Although the foods to avoid can be input by the user (doctor) in our implementation, we hardcoded the application to be capable of displaying a maximum of 4 of foods to avoid for a given patient. Similarly, for the “Doctor’s Notes” page, which displays diagnoses and notes for a given patient distinguished by the doctor who provided that information, diagnoses and notes are displayed for a maximum of two doctors. Lastly, we hardcoded a mapping of diagnosis to meal recommendations for a pre-set list of diagnoses (i.e. Crohn’s, Diabetes, High Blood Pressure, Allergies, and Pregnancy – an input to the “Other” option on the Doctor Form Page 1 screen). For the “Foods to Avoid” page, we also have a limited number of foods to avoid that we have mapped to images in our database since we are not using an external API to map food items to images. Accordingly, the doctor can only enter the
following in the “Food to Avoid” section: eggs, sugar, sodium, corn, dairy, fats, fish, gelatin, gluten, kiwis, peanuts, sesame, soy, and tree nuts.

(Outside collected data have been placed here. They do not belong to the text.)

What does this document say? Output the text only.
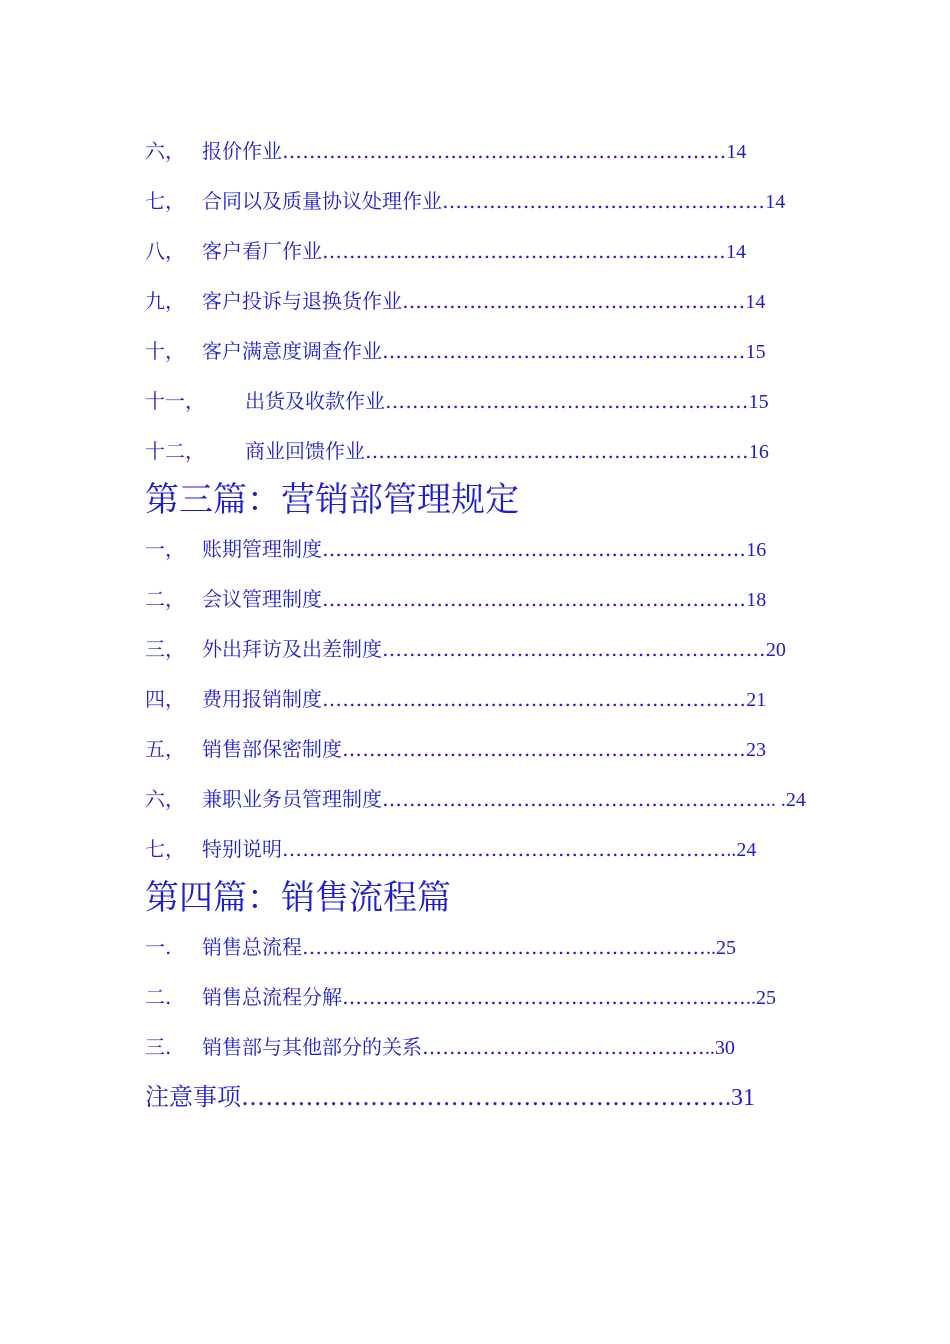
六， 报价作业 ………………………………………………………… 14
七， 合同以及质量协议处理作业 ………………………………………… 14
八， 客户看厂作业 …………………………………………………… 14
九， 客户投诉与退换货作业 …………………………………………… 14
十， 客户满意度调查作业 ……………………………………………… 15
十一，	出货及收款作业 ……………………………………………… 15
十二，	商业回馈作业 ………………………………………………… 16
第三篇：营销部管理规定
一， 账期管理制度 ……………………………………………………… 16
二， 会议管理制度 ……………………………………………………… 18
三， 外出拜访及出差制度 ………………………………………………… 20
四， 费用报销制度 ……………………………………………………… 21
五， 销售部保密制度 …………………………………………………… 23
六， 兼职业务员管理制度 ………………………………………………… .. .24
七， 特别说明 ………………………………………………………… ..24
第四篇：销售流程篇
一.	销售总流程 …………………………………………………… ..25
二.	销售总流程分解 …………………………………………………… ..25
三.	销售部与其他部分的关系 …………………………………… ..30
注意事项 …………………………………………………… .31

Though using such wizard of oz techniques do not provide for extensiveness in terms of the different diagnoses doctors can select for patients and the different foods to avoid we support in the application, it still allows for functionality and demonstrates the workflow of our primary tasks. By choosing completeness of being able to implement the user interface for all three of our primary tasks over integrating with an external API that would allow for a wider selection of food inputs, we were able to spend more time on the database to ensure that the database tables are correctly created and queried. Thus, although there are limitations in our application, we believe they are justified since we uphold nonfunctional requirements important to our application like understandability, flexibility, and protecting sensitive user information.
We utilized SQLite as the basis of our backend infrastructure. Secondly, we employed the Figma Iconify plugin and Figma Health Icons plugin as the source of icons for our app.